Boxing Nutrition: Understanding Iodine and Iron
Dr. Philip Goglia, WBC Nutrition Committee Chairman is here with another boxing nutrition update to guide professional boxers.
Iodine is one of the most important minerals required by a fetus for brain and cognitive development, though the iodine content in most foods and beverages is low.
18 million babies are born mentally impaired because of maternal iodine deficiency and 38 million are born at risk of iodine deficiency9. Globally it is estimated that 2 billion people have insufficient iodine intake10.
Fortification of salt with iodine has been one of the most successful nutrition interventions to date–71% of global households have access to iodized salt11.
Salt iodization has led to an increase in IQ points and significant decline in the prevalence of iodine deficiency disorders, such as goiters.
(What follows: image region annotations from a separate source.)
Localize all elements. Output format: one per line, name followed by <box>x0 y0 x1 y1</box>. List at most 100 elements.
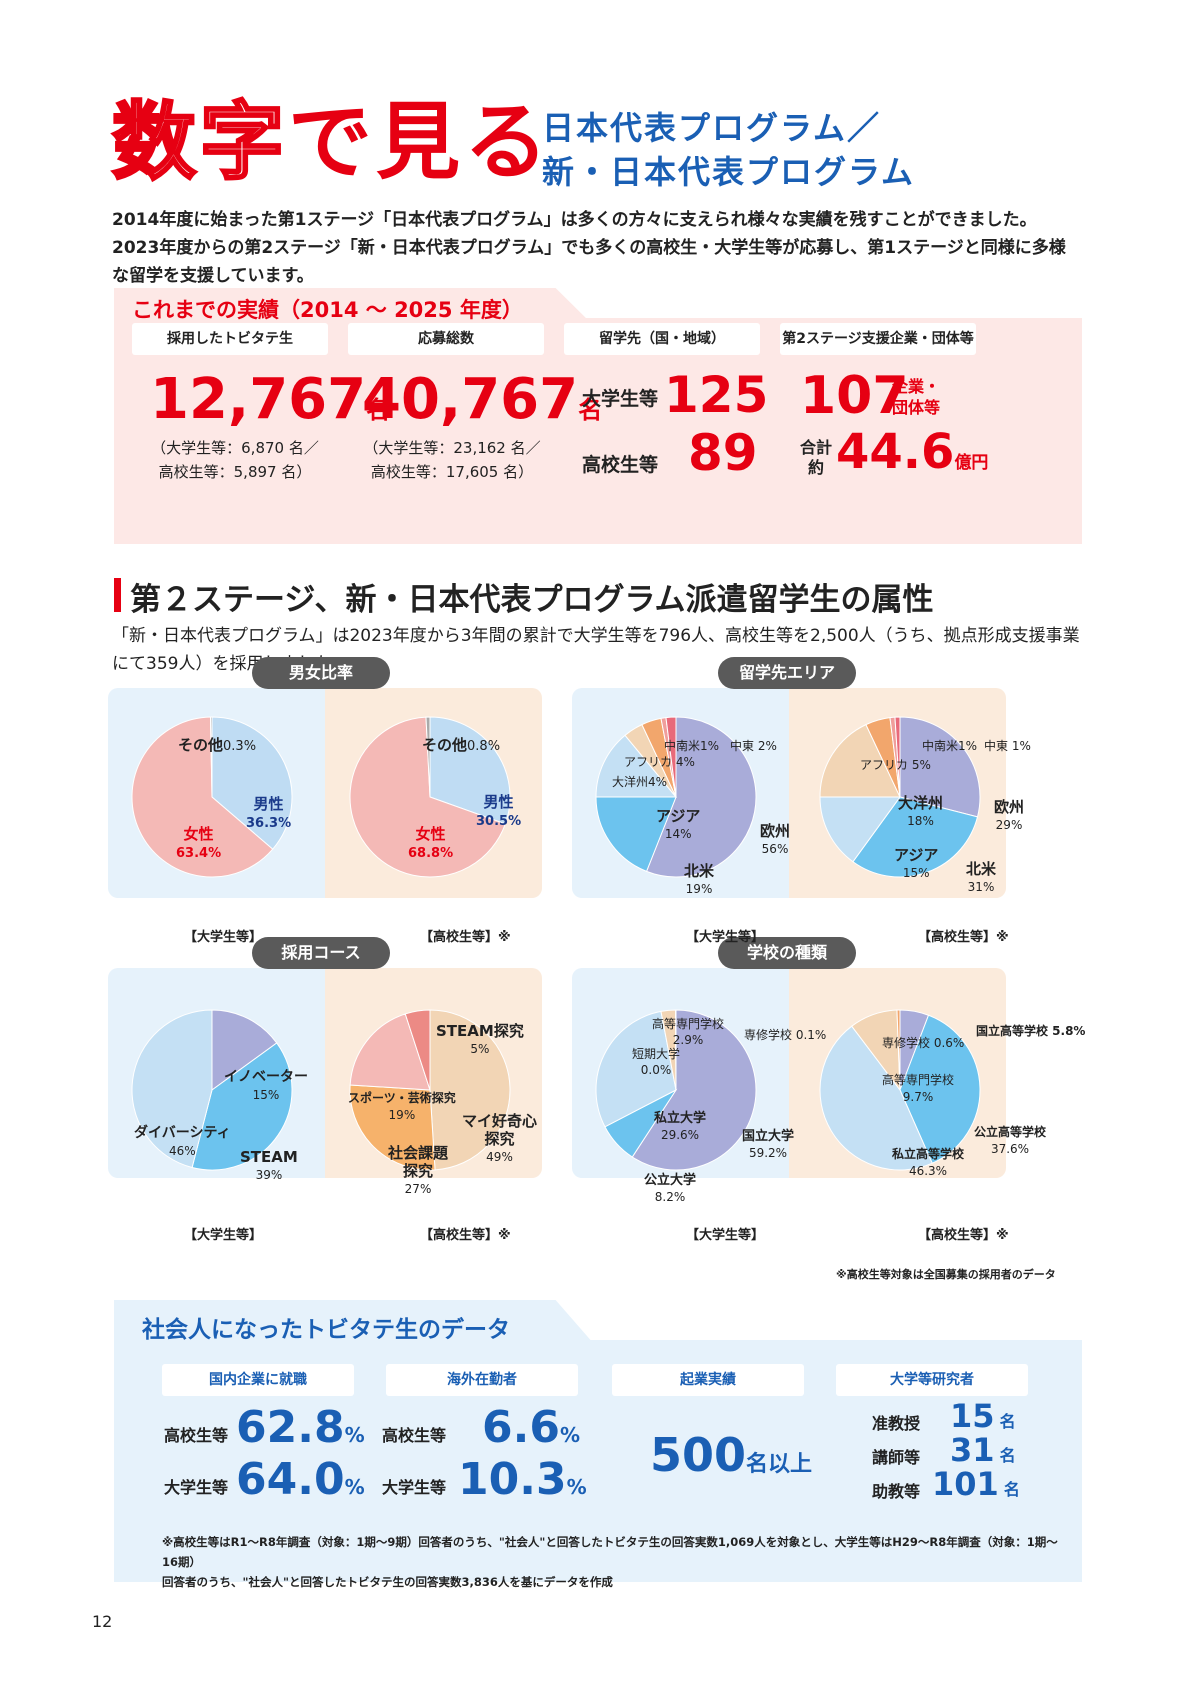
applicants-value: 40,767 <box>362 367 579 432</box>
school-panel-label: 学校の種類 <box>718 937 856 969</box>
gender-hs-other: その他0.8% <box>422 736 501 754</box>
adopted-detail-2: 高校生等：5,897 名） <box>158 463 312 481</box>
pie-slice-7-2 <box>819 1025 933 1171</box>
overseas-univ-label: 大学生等 <box>382 1478 447 1497</box>
area-hs-as: アジア 15% <box>894 846 939 880</box>
pie-slice-4-0 <box>211 1009 278 1091</box>
supporters-total: 44.6億円 <box>836 428 988 476</box>
overseas-label: 海外在勤者 <box>386 1364 578 1396</box>
career-footnote-1: ※高校生等はR1～R8年調査（対象：1期～9期）回答者のうち、"社会人"と回答し… <box>162 1535 1058 1569</box>
area-hs-me: 中東 1% <box>984 739 1031 753</box>
overseas-univ-stat: 10.3% <box>458 1454 587 1505</box>
pie-course-hs <box>349 1009 511 1171</box>
dest-hs-label: 高校生等 <box>582 454 659 476</box>
course-hs-social: 社会課題 探究 27% <box>388 1144 449 1196</box>
area-univ-caption: 【大学生等】 <box>686 930 765 945</box>
pie-slice-5-0 <box>429 1009 511 1171</box>
course-hs-steam: STEAM探究 5% <box>436 1022 524 1056</box>
pie-school-univ <box>595 1009 757 1171</box>
research-r2-stat: 31 名 <box>950 1431 1016 1469</box>
dest-hs-value: 89 <box>688 424 758 482</box>
course-hs-my: マイ好奇心 探究 49% <box>462 1112 538 1164</box>
section-bar <box>114 578 121 612</box>
pie-slice-1-0 <box>429 716 511 825</box>
pie-slice-2-1 <box>595 796 677 873</box>
adopted-unit: 名 <box>366 396 391 424</box>
pie-school-hs <box>819 1009 981 1171</box>
school-hs-private: 私立高等学校 46.3% <box>892 1147 965 1178</box>
pie-area-univ <box>595 716 757 878</box>
supporters-total-1: 合計 <box>800 438 833 457</box>
pie-slice-0-2 <box>209 716 213 798</box>
school-hs-public: 公立高等学校 37.6% <box>974 1125 1047 1156</box>
title-see: で見る <box>288 93 553 191</box>
startup-label: 起業実績 <box>612 1364 804 1396</box>
area-hs-af: アフリカ 5% <box>860 758 931 772</box>
course-univ-caption: 【大学生等】 <box>184 1228 263 1243</box>
attributes-heading: 第２ステージ、新・日本代表プログラム派遣留学生の属性 <box>130 582 934 618</box>
pie-slice-0-0 <box>211 716 293 850</box>
domestic-label: 国内企業に就職 <box>162 1364 354 1396</box>
applicants-unit: 名 <box>578 396 603 424</box>
pie-slice-0-1 <box>131 716 274 878</box>
gender-hs-female: 女性 68.8% <box>408 825 454 861</box>
supporters-unit-2: 団体等 <box>892 398 941 417</box>
career-tab <box>114 1300 594 1344</box>
school-hs-tech: 高等専門学校 9.7% <box>882 1073 955 1104</box>
pie-slice-6-5 <box>674 1009 677 1091</box>
intro-text: 2014年度に始まった第1ステージ「日本代表プログラム」は多くの方々に支えられ様… <box>112 210 1066 286</box>
supporters-total-value: 44.6 <box>836 424 955 480</box>
school-univ-tech: 高等専門学校 2.9% <box>652 1017 725 1047</box>
adopted-detail: （大学生等：6,870 名／ 高校生等：5,897 名） <box>150 436 320 484</box>
pie-course-univ <box>131 1009 293 1171</box>
school-univ-voc: 専修学校 0.1% <box>744 1028 827 1042</box>
school-univ-private: 私立大学 29.6% <box>654 1111 707 1142</box>
pie-slice-6-0 <box>631 1009 757 1171</box>
school-univ-junior: 短期大学 0.0% <box>632 1047 681 1077</box>
domestic-univ-stat: 64.0% <box>236 1454 365 1505</box>
data-note: ※高校生等対象は全国募集の採用者のデータ <box>836 1268 1056 1281</box>
career-heading: 社会人になったトビタテ生のデータ <box>142 1317 510 1343</box>
pie-slice-7-1 <box>899 1014 981 1164</box>
career-footnote-2: 回答者のうち、"社会人"と回答したトビタテ生の回答実数3,836人を基にデータを… <box>162 1575 613 1589</box>
area-hs-caption: 【高校生等】※ <box>918 930 1009 945</box>
pie-slice-1-2 <box>425 716 431 798</box>
course-hs-caption: 【高校生等】※ <box>420 1228 511 1243</box>
gender-univ-female: 女性 63.4% <box>176 825 222 861</box>
pie-slice-6-2 <box>595 1010 677 1128</box>
pie-slice-3-3 <box>819 723 901 798</box>
school-hs-caption: 【高校生等】※ <box>918 1228 1009 1243</box>
area-univ-oc: 大洋州4% <box>612 775 668 789</box>
title-subtitle-2: 新・日本代表プログラム <box>542 153 916 191</box>
area-univ-europe: 欧州 56% <box>760 822 791 856</box>
pie-slice-3-6 <box>894 716 901 798</box>
pie-slice-3-1 <box>852 796 979 878</box>
page-title: 数字で見る <box>110 99 552 186</box>
supporters-unit-1: 企業・ <box>892 377 941 396</box>
domestic-univ-label: 大学生等 <box>164 1478 229 1497</box>
area-hs-na: 北米 31% <box>966 860 997 894</box>
dest-univ-label: 大学生等 <box>582 388 659 410</box>
domestic-hs-label: 高校生等 <box>164 1426 229 1445</box>
pie-slice-2-2 <box>595 734 678 798</box>
adopted-value: 12,767 <box>150 367 367 432</box>
applicants-label: 応募総数 <box>348 323 544 355</box>
dest-univ-value: 125 <box>664 366 769 424</box>
course-panel-label: 採用コース <box>252 937 390 969</box>
pie-slice-1-1 <box>349 716 506 878</box>
adopted-label: 採用したトビタテ生 <box>132 323 328 355</box>
research-r2-label: 講師等 <box>872 1448 921 1467</box>
page-number: 12 <box>92 1612 113 1631</box>
supporters-label: 第2ステージ支援企業・団体等 <box>780 323 976 355</box>
pie-slice-3-0 <box>899 716 981 818</box>
overseas-hs-label: 高校生等 <box>382 1426 447 1445</box>
school-univ-national: 国立大学 59.2% <box>742 1129 795 1160</box>
supporters-count: 107 <box>800 366 909 426</box>
pie-slice-5-3 <box>404 1009 431 1091</box>
applicants-stat: 40,767名 <box>362 372 602 428</box>
school-univ-public: 公立大学 8.2% <box>644 1173 697 1204</box>
pie-slice-7-4 <box>896 1009 901 1091</box>
gender-univ-other: その他0.3% <box>178 736 257 754</box>
gender-univ-caption: 【大学生等】 <box>184 930 263 945</box>
pie-gender-hs <box>349 716 511 878</box>
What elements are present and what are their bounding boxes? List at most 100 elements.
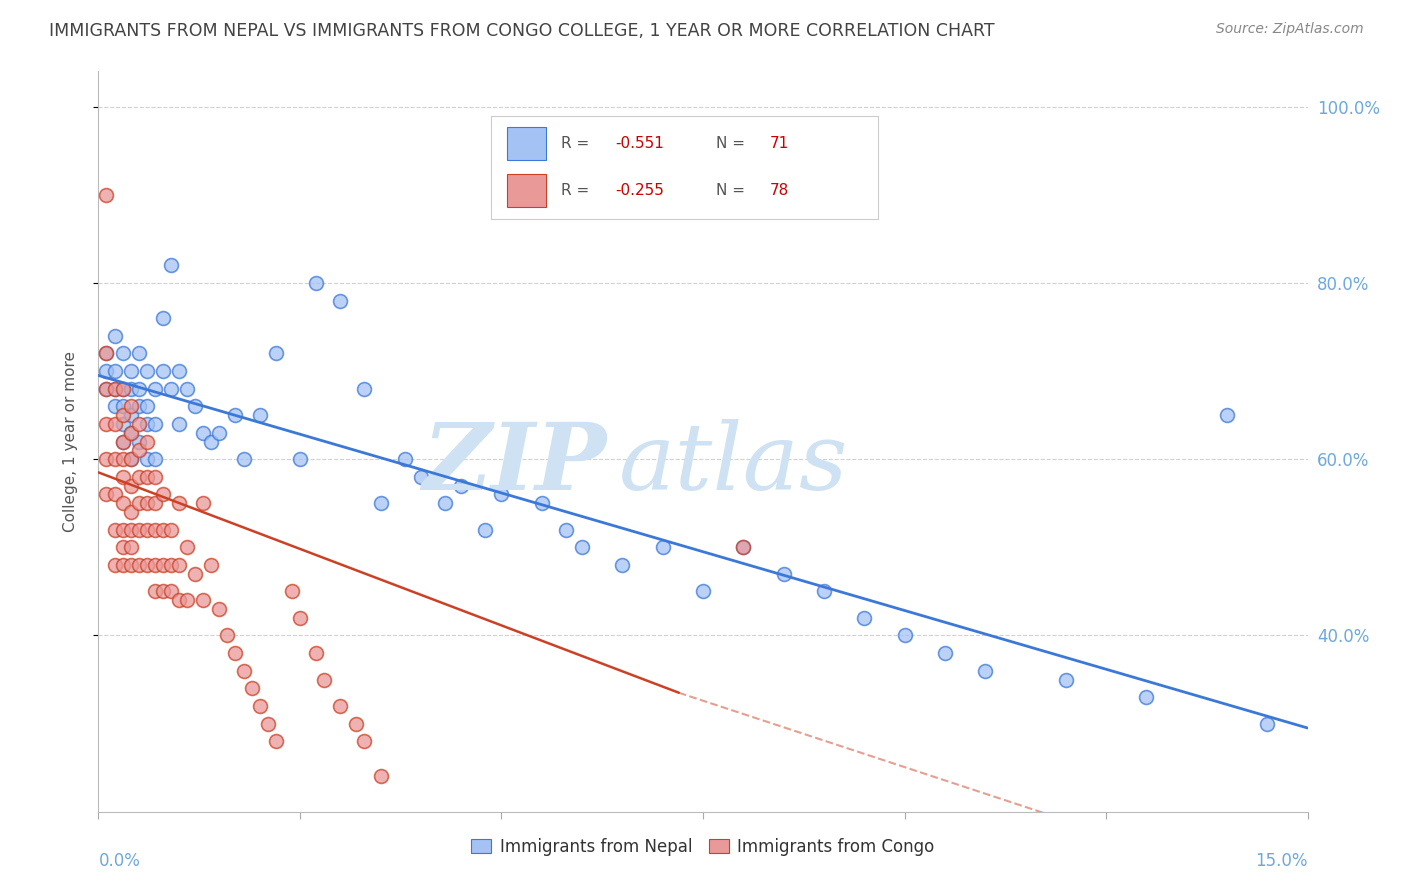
Point (176, 593, 198, 607)
Point (281, 584, 304, 599)
Y-axis label: College, 1 year or more: College, 1 year or more (63, 351, 77, 532)
Point (409, 470, 432, 484)
Point (96, 346, 118, 360)
Point (353, 734, 375, 748)
Point (167, 417, 190, 431)
Point (1135, 690, 1157, 705)
Text: 0.0%: 0.0% (98, 853, 141, 871)
Point (555, 523, 578, 537)
Point (143, 417, 166, 431)
Point (344, 716, 367, 731)
Point (103, 417, 125, 431)
Point (232, 452, 254, 467)
Point (128, 346, 150, 360)
Point (96, 187, 118, 202)
Point (193, 593, 215, 607)
Point (733, 541, 755, 555)
Legend: Immigrants from Nepal, Immigrants from Congo: Immigrants from Nepal, Immigrants from C… (465, 831, 941, 863)
Point (111, 452, 134, 467)
Point (434, 496, 457, 510)
Point (128, 496, 150, 510)
Point (143, 496, 166, 510)
Point (208, 425, 231, 440)
Point (184, 566, 207, 581)
Point (143, 382, 166, 396)
Point (120, 541, 142, 555)
Point (111, 434, 134, 449)
Point (167, 558, 190, 572)
Point (530, 496, 553, 510)
Point (370, 769, 392, 783)
Point (96, 487, 118, 501)
Point (288, 452, 311, 467)
Point (612, 558, 634, 572)
Point (450, 478, 472, 492)
Point (394, 452, 416, 467)
Point (111, 434, 134, 449)
Point (370, 496, 392, 510)
Point (167, 496, 190, 510)
Point (135, 470, 157, 484)
Point (160, 523, 183, 537)
Point (120, 558, 142, 572)
Point (224, 646, 246, 660)
Point (329, 293, 352, 308)
Point (152, 523, 174, 537)
Point (135, 496, 157, 510)
Point (111, 382, 134, 396)
Point (1054, 673, 1077, 687)
Point (111, 417, 134, 431)
Point (167, 364, 190, 378)
Point (120, 452, 142, 467)
Point (103, 487, 125, 501)
Point (103, 382, 125, 396)
Point (152, 311, 174, 326)
Point (571, 541, 593, 555)
Point (135, 364, 157, 378)
Point (103, 452, 125, 467)
Text: Source: ZipAtlas.com: Source: ZipAtlas.com (1216, 22, 1364, 37)
Point (120, 523, 142, 537)
Point (111, 470, 134, 484)
Point (208, 602, 231, 616)
Point (103, 364, 125, 378)
Point (353, 382, 375, 396)
Point (160, 258, 183, 272)
Point (232, 664, 254, 678)
Point (103, 399, 125, 413)
Point (128, 558, 150, 572)
Point (111, 399, 134, 413)
Point (893, 628, 915, 642)
Point (143, 558, 166, 572)
Point (120, 364, 142, 378)
Point (256, 716, 278, 731)
Point (152, 584, 174, 599)
Point (491, 487, 513, 501)
Point (120, 399, 142, 413)
Point (176, 382, 198, 396)
Point (160, 584, 183, 599)
Point (120, 425, 142, 440)
Point (264, 346, 287, 360)
Point (120, 505, 142, 519)
Point (176, 541, 198, 555)
Point (103, 523, 125, 537)
Point (96, 382, 118, 396)
Point (135, 399, 157, 413)
Point (200, 434, 222, 449)
Text: IMMIGRANTS FROM NEPAL VS IMMIGRANTS FROM CONGO COLLEGE, 1 YEAR OR MORE CORRELATI: IMMIGRANTS FROM NEPAL VS IMMIGRANTS FROM… (49, 22, 995, 40)
Point (111, 382, 134, 396)
Text: 15.0%: 15.0% (1256, 853, 1308, 871)
Point (974, 664, 997, 678)
Point (160, 382, 183, 396)
Point (96, 346, 118, 360)
Point (934, 646, 956, 660)
Point (305, 276, 328, 290)
Point (111, 558, 134, 572)
Point (111, 408, 134, 422)
Point (103, 382, 125, 396)
Point (135, 523, 157, 537)
Point (120, 425, 142, 440)
Point (167, 593, 190, 607)
Point (240, 681, 263, 696)
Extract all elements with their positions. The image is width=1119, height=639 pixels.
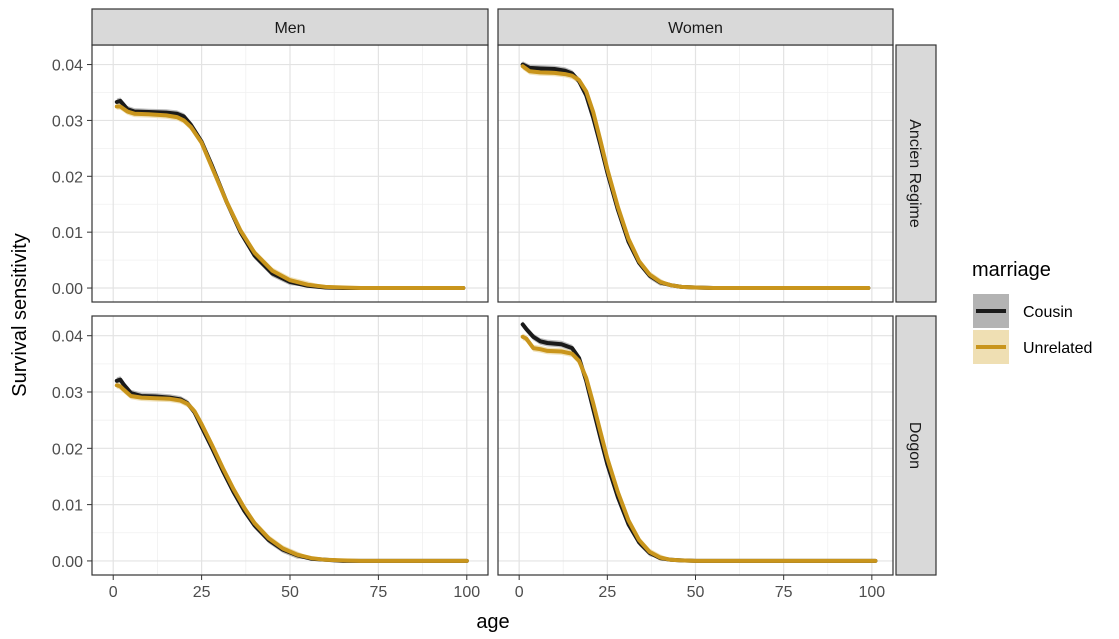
panel-women-ancien-regime xyxy=(497,44,894,303)
facet-strip-men xyxy=(91,8,489,46)
y-tick-label: 0.04 xyxy=(52,329,83,346)
x-tick-label: 0 xyxy=(515,584,524,601)
legend-label: Unrelated xyxy=(1023,340,1092,357)
facet-strip-label: Men xyxy=(274,20,305,37)
legend-title: marriage xyxy=(972,259,1051,281)
y-tick-label: 0.00 xyxy=(52,554,83,571)
legend-label: Cousin xyxy=(1023,304,1073,321)
y-tick-label: 0.03 xyxy=(52,113,83,130)
x-tick-label: 75 xyxy=(369,584,387,601)
y-tick-label: 0.01 xyxy=(52,498,83,515)
legend: marriage Cousin Unrelated xyxy=(972,259,1092,364)
x-tick-label: 50 xyxy=(687,584,705,601)
y-tick-label: 0.00 xyxy=(52,281,83,298)
y-tick-label: 0.02 xyxy=(52,169,83,186)
x-tick-label: 0 xyxy=(109,584,118,601)
series-line-unrelated xyxy=(114,383,469,563)
facet-strip-label: Dogon xyxy=(906,422,923,469)
facet-strip-dogon xyxy=(895,315,937,576)
facet-strip-label: Women xyxy=(668,20,723,37)
axes-layer: 0.00 0.01 0.02 0.03 0.04 0.00 0.01 0.02 0.03 0.04… xyxy=(52,58,885,601)
x-tick-label: 100 xyxy=(453,584,480,601)
panel-women-dogon xyxy=(497,315,894,576)
x-tick-label: 100 xyxy=(858,584,885,601)
x-axis-title: age xyxy=(476,611,509,633)
y-axis-title: Survival sensitivity xyxy=(9,233,31,396)
y-tick-label: 0.04 xyxy=(52,58,83,75)
y-tick-label: 0.01 xyxy=(52,225,83,242)
panels-layer xyxy=(91,44,894,576)
series-line-unrelated xyxy=(114,104,466,290)
panel-men-ancien-regime xyxy=(91,44,489,303)
facet-strip-label: Ancien Regime xyxy=(906,119,923,228)
x-tick-label: 25 xyxy=(598,584,616,601)
y-tick-label: 0.03 xyxy=(52,385,83,402)
strips-layer: Men Women Ancien Regime Dogon xyxy=(91,8,937,576)
panel-men-dogon xyxy=(91,315,489,576)
x-tick-label: 75 xyxy=(775,584,793,601)
series-line-unrelated xyxy=(520,64,871,290)
x-tick-label: 50 xyxy=(281,584,299,601)
facet-strip-ancien-regime xyxy=(895,44,937,303)
y-tick-label: 0.02 xyxy=(52,441,83,458)
facet-strip-women xyxy=(497,8,894,46)
x-tick-label: 25 xyxy=(193,584,211,601)
series-line-unrelated xyxy=(520,334,878,563)
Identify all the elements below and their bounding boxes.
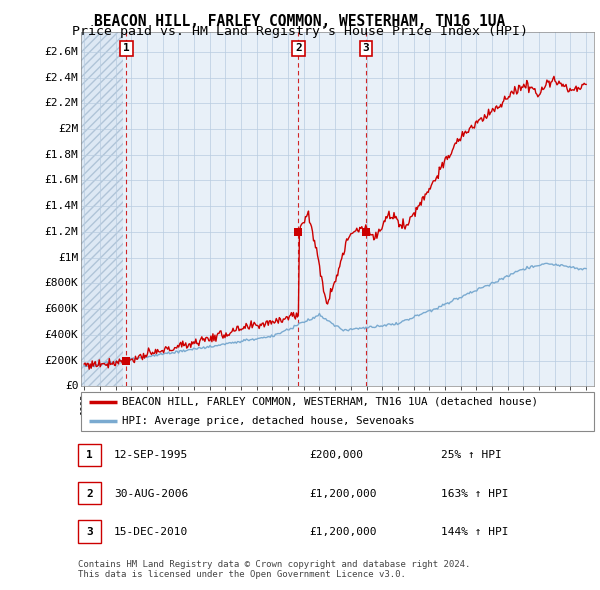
Text: £1.6M: £1.6M xyxy=(44,175,79,185)
Text: £2.2M: £2.2M xyxy=(44,99,79,108)
Bar xyxy=(81,32,124,386)
Text: 12-SEP-1995: 12-SEP-1995 xyxy=(114,451,188,460)
Text: £400K: £400K xyxy=(44,330,79,340)
Text: 3: 3 xyxy=(362,44,369,53)
Text: £200,000: £200,000 xyxy=(309,451,363,460)
Text: £1.2M: £1.2M xyxy=(44,227,79,237)
Text: £2M: £2M xyxy=(58,124,79,134)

Iron is an essential mineral critical for motor and cognitive development. Children and pregnant women are especially vulnerable to the consequences of iron deficiency.
Low hemoglobin concentration (anemia) affects 43% of children 5 years of age and 38% of pregnant women globally4
Anemia during pregnancy increases the risk of maternal and perinatal mortality and low birth weight. Maternal and neonatal deaths are a major cause of mortality, together causing between 2.5 million and 3.4 million deaths worldwide.
WHO recommends iron and folic acid supplements for reducing anemia and improving iron status among women of reproductive age.
Flour fortification with iron and folic acid is globally recognized as one of the most effective and low-cost micronutrient interventions.
Preventing iron deficiency helps improve children’s learning ability and cognitive development.